Research

The Bocarsly Lab uses a systems level approach to identify the neural substrates, circuits, and behavioral motivations driving food intake and their contributions to the development of disease states such as compulsive overeating, obesity, and anorexia. To do this, the laboratory uses a combination of novel transgenic mouse lines, optogenetics, chemogenetics, in vivo fiber photometry, molecular techniques, ex vivo brain slice fast-scan cyclic voltammetry, and fiber photometry, as well as behavior using mouse models.

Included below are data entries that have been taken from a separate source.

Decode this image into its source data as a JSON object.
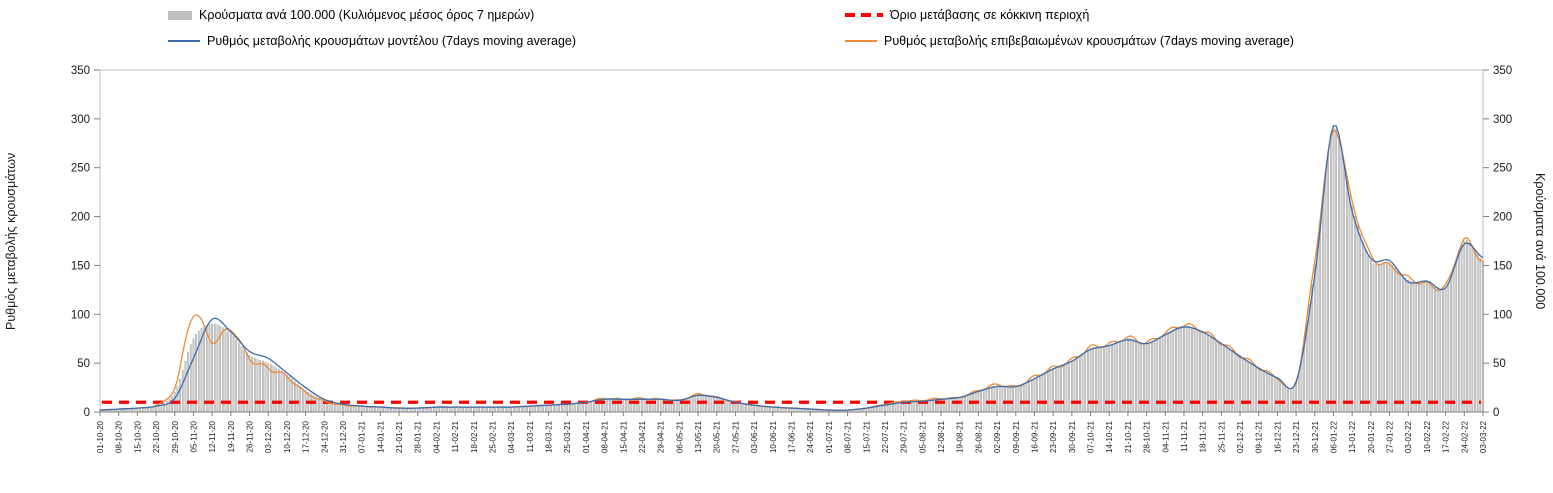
{
  "axes": {
    "left_label": "Ρυθμός μεταβολής κρουσμάτων",
    "right_label": "Κρούσματα ανά 100.000"
  },
  "chart_data": {
    "type": "combo",
    "title": "",
    "ylabel_left": "Ρυθμός μεταβολής κρουσμάτων",
    "ylabel_right": "Κρούσματα ανά 100.000",
    "ylim": [
      0,
      350
    ],
    "ytick_step": 50,
    "grid": false,
    "legend_position": "top",
    "categories": [
      "01-10-20",
      "08-10-20",
      "15-10-20",
      "22-10-20",
      "29-10-20",
      "05-11-20",
      "12-11-20",
      "19-11-20",
      "26-11-20",
      "03-12-20",
      "10-12-20",
      "17-12-20",
      "24-12-20",
      "31-12-20",
      "07-01-21",
      "14-01-21",
      "21-01-21",
      "28-01-21",
      "04-02-21",
      "11-02-21",
      "18-02-21",
      "25-02-21",
      "04-03-21",
      "11-03-21",
      "18-03-21",
      "25-03-21",
      "01-04-21",
      "08-04-21",
      "15-04-21",
      "22-04-21",
      "29-04-21",
      "06-05-21",
      "13-05-21",
      "20-05-21",
      "27-05-21",
      "03-06-21",
      "10-06-21",
      "17-06-21",
      "24-06-21",
      "01-07-21",
      "08-07-21",
      "15-07-21",
      "22-07-21",
      "29-07-21",
      "05-08-21",
      "12-08-21",
      "19-08-21",
      "26-08-21",
      "02-09-21",
      "09-09-21",
      "16-09-21",
      "23-09-21",
      "30-09-21",
      "07-10-21",
      "14-10-21",
      "21-10-21",
      "28-10-21",
      "04-11-21",
      "11-11-21",
      "18-11-21",
      "25-11-21",
      "02-12-21",
      "09-12-21",
      "16-12-21",
      "23-12-21",
      "30-12-21",
      "06-01-22",
      "13-01-22",
      "20-01-22",
      "27-01-22",
      "03-02-22",
      "10-02-22",
      "17-02-22",
      "24-02-22",
      "03-03-22"
    ],
    "series": [
      {
        "name": "Κρούσματα ανά 100.000 (Κυλιόμενος μέσος όρος 7 ημερών)",
        "type": "bar",
        "color": "#cdcdcd",
        "values": [
          2,
          3,
          4,
          7,
          20,
          75,
          90,
          80,
          58,
          50,
          38,
          22,
          12,
          8,
          6,
          5,
          4,
          4,
          5,
          5,
          5,
          5,
          5,
          6,
          7,
          8,
          10,
          14,
          13,
          14,
          13,
          12,
          18,
          15,
          10,
          7,
          5,
          4,
          3,
          2,
          2,
          4,
          8,
          10,
          12,
          13,
          15,
          22,
          27,
          26,
          35,
          45,
          52,
          65,
          68,
          75,
          70,
          80,
          88,
          82,
          70,
          58,
          45,
          35,
          30,
          150,
          290,
          210,
          155,
          152,
          135,
          132,
          128,
          175,
          155
        ]
      },
      {
        "name": "Ρυθμός μεταβολής κρουσμάτων μοντέλου (7days moving average)",
        "type": "line",
        "color": "#3c6db0",
        "values": [
          2,
          3,
          4,
          6,
          14,
          55,
          95,
          82,
          62,
          55,
          40,
          25,
          13,
          8,
          6,
          5,
          4,
          4,
          5,
          5,
          5,
          5,
          5,
          6,
          7,
          8,
          10,
          13,
          13,
          13,
          13,
          12,
          17,
          15,
          10,
          7,
          5,
          4,
          3,
          2,
          2,
          4,
          7,
          10,
          11,
          13,
          15,
          21,
          26,
          26,
          34,
          44,
          52,
          64,
          68,
          74,
          70,
          79,
          87,
          82,
          70,
          57,
          45,
          35,
          31,
          140,
          293,
          205,
          157,
          155,
          133,
          134,
          127,
          172,
          158
        ]
      },
      {
        "name": "Ρυθμός μεταβολής επιβεβαιωμένων κρουσμάτων (7days moving average)",
        "type": "line",
        "color": "#ed8b33",
        "values": [
          2,
          3,
          4,
          7,
          25,
          100,
          72,
          85,
          55,
          45,
          36,
          20,
          11,
          7,
          6,
          5,
          4,
          4,
          5,
          5,
          5,
          5,
          5,
          6,
          7,
          8,
          10,
          14,
          13,
          14,
          13,
          12,
          18,
          15,
          10,
          7,
          5,
          4,
          3,
          2,
          2,
          4,
          8,
          11,
          12,
          14,
          15,
          22,
          28,
          26,
          36,
          45,
          53,
          66,
          69,
          76,
          71,
          81,
          89,
          83,
          71,
          58,
          46,
          35,
          31,
          155,
          288,
          215,
          160,
          150,
          137,
          131,
          129,
          176,
          153
        ]
      },
      {
        "name": "Όριο μετάβασης σε κόκκινη περιοχή",
        "type": "threshold",
        "color": "#ff0000",
        "value": 10
      }
    ]
  }
}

Central Insulin Sensitivity Augmented by Semaglutide in Obese Male Mice


GLP-1 receptor agonist semaglutide has been shown to regulate feeding behaviors for substantial weight loss. Treated patients and animal models demonstrate changes in the regulation of dopamine transmission in the striatum. We are investigating insulin signaling as a mechanism for central satiation signaling in the dorsal and ventral striatum through increased evoked dopamine concentrations.


The role of high-fat diet consumption on emotion like-behaviors and dopamine circuitry in the amygdala

 

This project utilizes animal models to examine the link between dietary fat intake and the development of mental health disorders with the goal of elucidating neuronal circuitry in the amygdala. We are using behavioral assessments, voltammetry, chemogenetics tools, qPCR, and ELISA assays.

Evaluating the Role of ApoE4 on Insulin Resistance in Alzheimer’s Disease


Alzheimer’s disease is the most common neurodegenerative disorder, and the apolipoprotein E4 (ApoE4) allele has been identified as the strongest genetic risk factor for AD. The scope of ApoE4's contribution to Alzheimer's remains unclear, but research suggests that it may cause impaired neuronal insulin signaling and insulin resistance. Using both in-vitro and in-vivo studies,  we investigate the role of ApoE4 in Alzheimer's pathology by determining its impact on insulin signaling and identifying possible therapeutic strategies.  

Dopamine D3 receptors in the striatum and their involvement in behaviors in obesity and addiction

Using novel transgenic mice, stereotaxic surgery, and behavioral interventions we are evaluating the role of the dopamine D3 receptor and its role in obesity and addiction phenotypes. Through further investigation we hope to elucidate the effect that the D3R plays in these behaviors and contribute towards future interventions.

Dopamine D2 receptors in the lateral hypothalamus and their role in dysregulated feeding

Obesity poses a growing public health issue, and it is becoming increasingly evident that this addictive state of eating may be associated with dysregulation in dopaminergic reward pathways. Using transgenic mice and stereotaxic surgery, we investigate the role of the dopamine D2 receptor in the lateral hypothalamus, the "feeding center" of the brain. 

Olanzapine induced modifications to neuroinflammation and dopamine metabolism in Schizophrenia

Utilizing a high risk schizophrenia mouse model, we are researching dopamine metabolism and neuroinflammation in the striatum of mice brains. We are also looking into alterations that are occurring with long-term Olanzapine treatment in the same mouse model. 

Identifying a novel approach to stress-induced eating in transgenic mice

Individuals experiencing stressful circumstances often turn to increased food consumption as a coping mechanism. There exists the potential of this seemingly harmless strategy turning into an addictive behavior. We seek to understand if this perceived stress-eating can be characterized through behavioral and biological means. 

It is also fundamental to our research to understand dopamine signaling pathways in the striatum, as they play an integral role in feeding. In order to further investigate the role of dopamine receptors and their link to stress-induced feeding behaviors, transgenic mouse models with a knockdown of dopamine D2 receptors are used.